La première partie du film, c’est cette journée, dans sa répétition, ses habitudes. Le cadre reste fixe, sans aucun mouvement de caméra. Les passages d’une pièce à l’autre ne sont jamais montrés. Laura est successivement sur le lit, à table, sur le canapé, au téléphone. Des attitudes figées comme si à l’intérieur même de son appartement, elle ne se déplaçait que de point en point comme un pion sur un damier. Le monde extérieur, en perpétuel hors-champs, pèse contre les murs et se fait ressentir par ses irruptions ponctuelles via  le son du téléviseur ou la visite du petit frère. Il est le comparant que le spectateur oppose inconsciemment à ce quotidien de 40 m².
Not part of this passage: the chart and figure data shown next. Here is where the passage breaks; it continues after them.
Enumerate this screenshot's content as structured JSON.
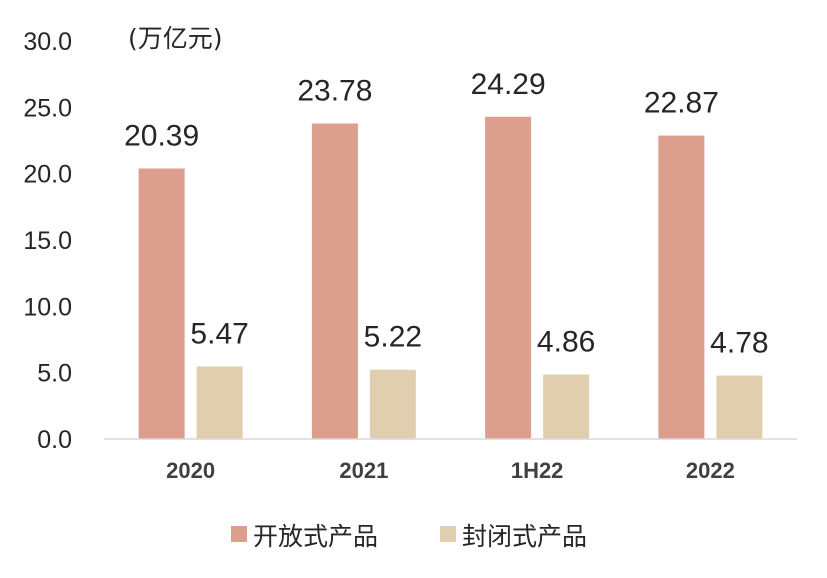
{
  "chart_data": {
    "type": "bar",
    "unit_label": "(万亿元)",
    "categories": [
      "2020",
      "2021",
      "1H22",
      "2022"
    ],
    "series": [
      {
        "name": "开放式产品",
        "color": "#DC9E8D",
        "values": [
          20.39,
          23.78,
          24.29,
          22.87
        ],
        "labels": [
          "20.39",
          "23.78",
          "24.29",
          "22.87"
        ]
      },
      {
        "name": "封闭式产品",
        "color": "#E1CEAE",
        "values": [
          5.47,
          5.22,
          4.86,
          4.78
        ],
        "labels": [
          "5.47",
          "5.22",
          "4.86",
          "4.78"
        ]
      }
    ],
    "ylim": [
      0,
      30
    ],
    "yticks": [
      0,
      5,
      10,
      15,
      20,
      25,
      30
    ],
    "ytick_labels": [
      "0.0",
      "5.0",
      "10.0",
      "15.0",
      "20.0",
      "25.0",
      "30.0"
    ],
    "legend_position": "bottom",
    "grid": false
  }
}
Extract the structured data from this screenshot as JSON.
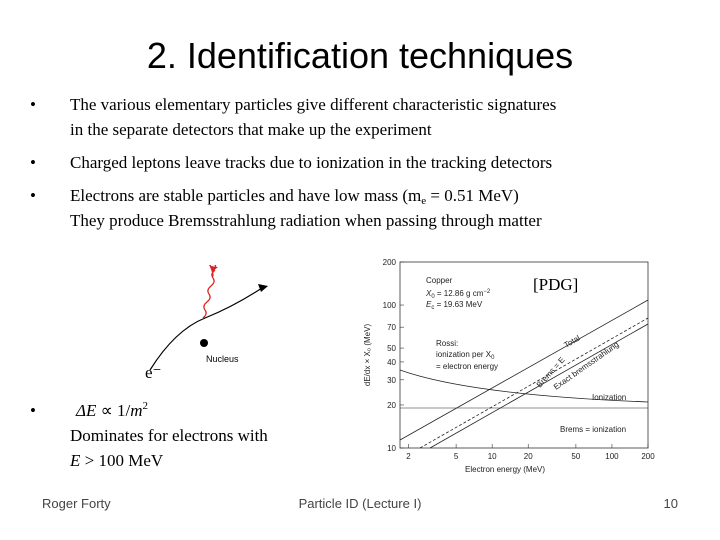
{
  "title": "2.  Identification techniques",
  "bullets": [
    {
      "lines": [
        "The various elementary particles give different characteristic signatures",
        "in the separate detectors that make up the experiment"
      ]
    },
    {
      "lines": [
        "Charged leptons leave tracks due to ionization in the tracking detectors"
      ]
    },
    {
      "line1": [
        "Electrons are stable particles and have low mass  (m",
        "e",
        " = 0.51 MeV)"
      ],
      "line2": "They produce Bremsstrahlung radiation when passing through matter"
    },
    {
      "formula": [
        "ΔE",
        " ∝ 1/",
        "m",
        "2"
      ],
      "lines": [
        "Dominates for electrons with"
      ],
      "last": [
        "E",
        " > 100 MeV"
      ]
    }
  ],
  "diagram": {
    "photon": "γ",
    "nucleus": "Nucleus",
    "electron": "e⁻"
  },
  "plot": {
    "source": "[PDG]",
    "ylabel": "dE/dx × X₀ (MeV)",
    "xlabel": "Electron energy (MeV)",
    "yticks": [
      "200",
      "100",
      "70",
      "50",
      "40",
      "30",
      "20",
      "10"
    ],
    "xticks": [
      "2",
      "5",
      "10",
      "20",
      "50",
      "100",
      "200"
    ],
    "legend": {
      "material": "Copper",
      "x0": [
        "X",
        "0",
        " = 12.86 g cm",
        "−2"
      ],
      "ec": [
        "E",
        "c",
        " = 19.63 MeV"
      ]
    },
    "rossi": [
      "Rossi:",
      "ionization per X",
      "0",
      "= electron energy"
    ],
    "curves": {
      "total": "Total",
      "brems": "Brems = E",
      "exact": "Exact bremsstrahlung",
      "ionization": "Ionization",
      "cross": "Brems = ionization"
    }
  },
  "footer": {
    "author": "Roger Forty",
    "lecture": "Particle ID  (Lecture I)",
    "page": "10"
  }
}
Puis arrive Arturo. Arturo n’est pas un autre homme. Quand il lui fait l’amour, il la frappe, il lui fait mal, mais une fois fini, il revient avec une canette qu’il lui offre et reste allongé à côté d’elle. Arturo est différent car lui revient. Petit à petit, un rituel s’installe entre les deux : il sonne, elle jette la clé et s’offre à lui dès qu’il entre. Suivent alors une violence, sans cesse plus insupportable, puis une tendresse que ni Laura ni le spectateur n’avait alors observée. La façon dont il la garde nue, entre ses bras, allongée en chien de fusil sur le canapé, attendrit autant qu’elle dérange par l’impossibilité qu’elle pose d’associer en un seul être le rôle du tortionnaire et celui de protecteur.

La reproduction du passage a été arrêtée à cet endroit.